Еще не договорив, я пожалел, что ответил. Рот Чарлза раскрылся. Будто я его стукнул. Он сошел с моей ноги и с раскаленным добела оскорбленным достоинством удалился к своему столику, даже не обернувшись.
— Он в бешенстве, — сказала Эсме. — У него необузданный характер. Моя мать питала склонность его баловать. Только отец его не баловал.
Я продолжал поглядывать на Чарлза, который уселся на место и стал пить чай, держась за чашку обеими руками. Я все надеялся, что он оглянется, но он не оглянулся.
Эсме встала.
— Il faut que je parte aussi, [75] — вздохнула она. — Вы говорите по-французски?

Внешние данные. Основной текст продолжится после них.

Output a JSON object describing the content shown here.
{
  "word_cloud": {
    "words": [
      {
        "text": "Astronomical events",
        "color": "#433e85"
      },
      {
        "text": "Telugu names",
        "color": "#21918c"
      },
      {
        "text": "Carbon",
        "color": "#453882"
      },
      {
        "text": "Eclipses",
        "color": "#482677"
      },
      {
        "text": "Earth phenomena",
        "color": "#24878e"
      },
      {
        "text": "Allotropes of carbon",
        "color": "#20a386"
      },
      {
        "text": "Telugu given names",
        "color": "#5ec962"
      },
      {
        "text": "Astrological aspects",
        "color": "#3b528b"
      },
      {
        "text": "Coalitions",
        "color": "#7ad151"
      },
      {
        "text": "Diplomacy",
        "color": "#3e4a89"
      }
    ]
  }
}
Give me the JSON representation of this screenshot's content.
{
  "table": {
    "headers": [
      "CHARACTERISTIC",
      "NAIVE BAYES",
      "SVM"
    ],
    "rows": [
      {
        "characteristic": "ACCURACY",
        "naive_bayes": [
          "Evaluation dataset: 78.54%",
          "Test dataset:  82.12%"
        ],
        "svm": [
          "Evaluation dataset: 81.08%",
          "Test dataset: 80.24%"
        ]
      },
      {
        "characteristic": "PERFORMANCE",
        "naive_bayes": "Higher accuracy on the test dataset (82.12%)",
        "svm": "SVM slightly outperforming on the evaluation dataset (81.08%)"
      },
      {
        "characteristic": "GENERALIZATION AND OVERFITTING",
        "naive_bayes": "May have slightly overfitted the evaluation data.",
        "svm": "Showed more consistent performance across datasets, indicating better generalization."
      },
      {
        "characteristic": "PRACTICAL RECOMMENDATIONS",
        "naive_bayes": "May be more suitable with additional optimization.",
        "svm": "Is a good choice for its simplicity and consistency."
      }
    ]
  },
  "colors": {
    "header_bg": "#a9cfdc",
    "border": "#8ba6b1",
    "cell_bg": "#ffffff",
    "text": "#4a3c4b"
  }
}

Я тоже поднялся — смятенно и с сожалением. Мы пожали друг другу руки; у нее, как я и подозревал, рука была нервной, ладошка — влажной. По-английски я сообщил ей, с каким наслаждением провел время в ее обществе.
75
Мне тоже пора идти (фр.).
Она кивнула.
— Я так и думала, — сказала она. — Я вполне контактна для своих лет. — Еще раз ощупала на пробу волосы. — Мне кошмарно жаль, что с прической так, — сказала она. — На меня, вероятно, отвратительно было смотреть.
— Отнюдь, что вы! Вообще-то мне кажется, они уже опять волнистые.
Она быстро коснулась волос еще раз.
— Как вы полагаете, вы сможете еще раз появиться здесь в ближайшем будущем? — спросила она. — Мы приходим сюда каждую субботу после репетиции хора.